On Listening to the Story - Hymie Wyse

Date: 
Saturday 17 May 2008
Time: 
2:00pm
Where: 
Friends' Meeting House
Hymie has mature gentle wisdom and a warmth that made this a special afternoon.

Mature Wisdom
Sitting down to summarise the talk Hymie gave us on Saturday, my main fear is of somehow leaving the heart out of it. Hymie gave us so much of himself and his experience and that is hard to put into words. He does indeed have a mature gentle wisdom and a warmth that came through everything he spoke about, making this a special afternoon.

Journey of Discovery
In contrast to the familiar model of therapy, where the client and therapist sit and talk, only standing together when the client arrives and then getting up when it is time to finish, Hymie described a piece of work that was informed by observation of how the client walked and stood, where the energy was held in the body, how ungrounded and fearfully tense this young client was. Using his own body, and asking the client to walk about during the session, Hymie enabled the boy to look afresh at himself and his world, and to begin a journey of discovery. Hymie described the body as a temple, which holds the individual’s history and can, by becoming grounded and in touch with itself, find a path to recovery. This is difficult to write about because words, and being ‘in the head’, go against Hymie’s model of understanding and working with clients as they are in their body, ‘the word made flesh’. He began by describing his approach as ‘re-discovering the obvious’ and encouraged us as therapists to own our vocation as what we were created to do, to be ourselves in a spontaneous way with clients, trusting our senses, and working from who we really are. Quoting Wittgenstein, he said “Don’t think, just look.”

Four Steps
Hymie described his methodology as having 4 steps: experience, the search for understanding, reflection and lastly decision. We need to look within to make sense of experience, and not fall into the trap of jumping from experience to a decision without reflecting on what might lie behind what we see and hear; to see knowing as ‘an ongoing dynamic creative experience’ rather than something set in stone.
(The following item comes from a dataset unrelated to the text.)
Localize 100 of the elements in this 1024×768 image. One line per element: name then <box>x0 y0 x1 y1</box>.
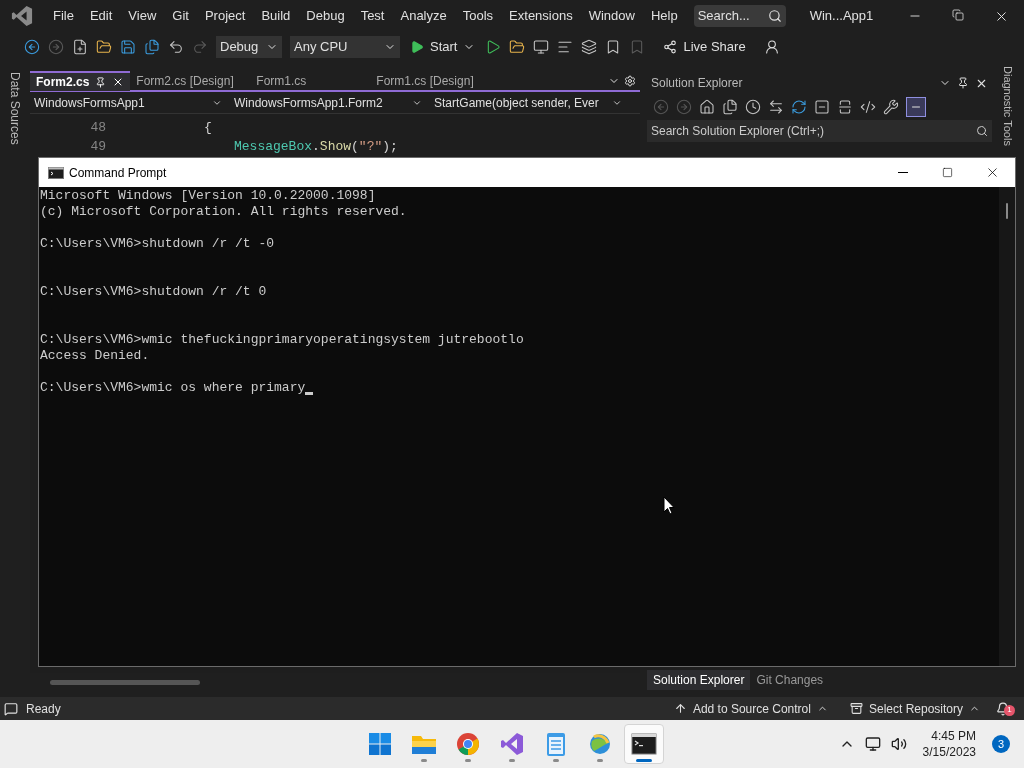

He said it is important to separate the story and the storyteller, so that the client does not get stuck acting the story instead of getting in touch with who they really are (a real danger in our society where it is fashionable for ‘victims’ to sell their story and it can become their identity) He spoke too about the need to differentiate between the person reflected in the mirror and the person looking into the mirror – the person in the mirror is framed, the face composed for that moment of looking, whereas the person looking into the mirror is bounded by no frame, and has an awareness of what’s happening behind the eyes and in the body.

Hymie also reminded us about the potency of silence, silence as a presence, and how there are times when silence can be our only response. “All explanations have to come to an end sometime.” There are some situations where words fall far short of what we wish to communicate; when we need to allow “the emptiness than contains everything.”

These are just some of the thoughts that Hymie offered to us in what was a rich and nurturing afternoon.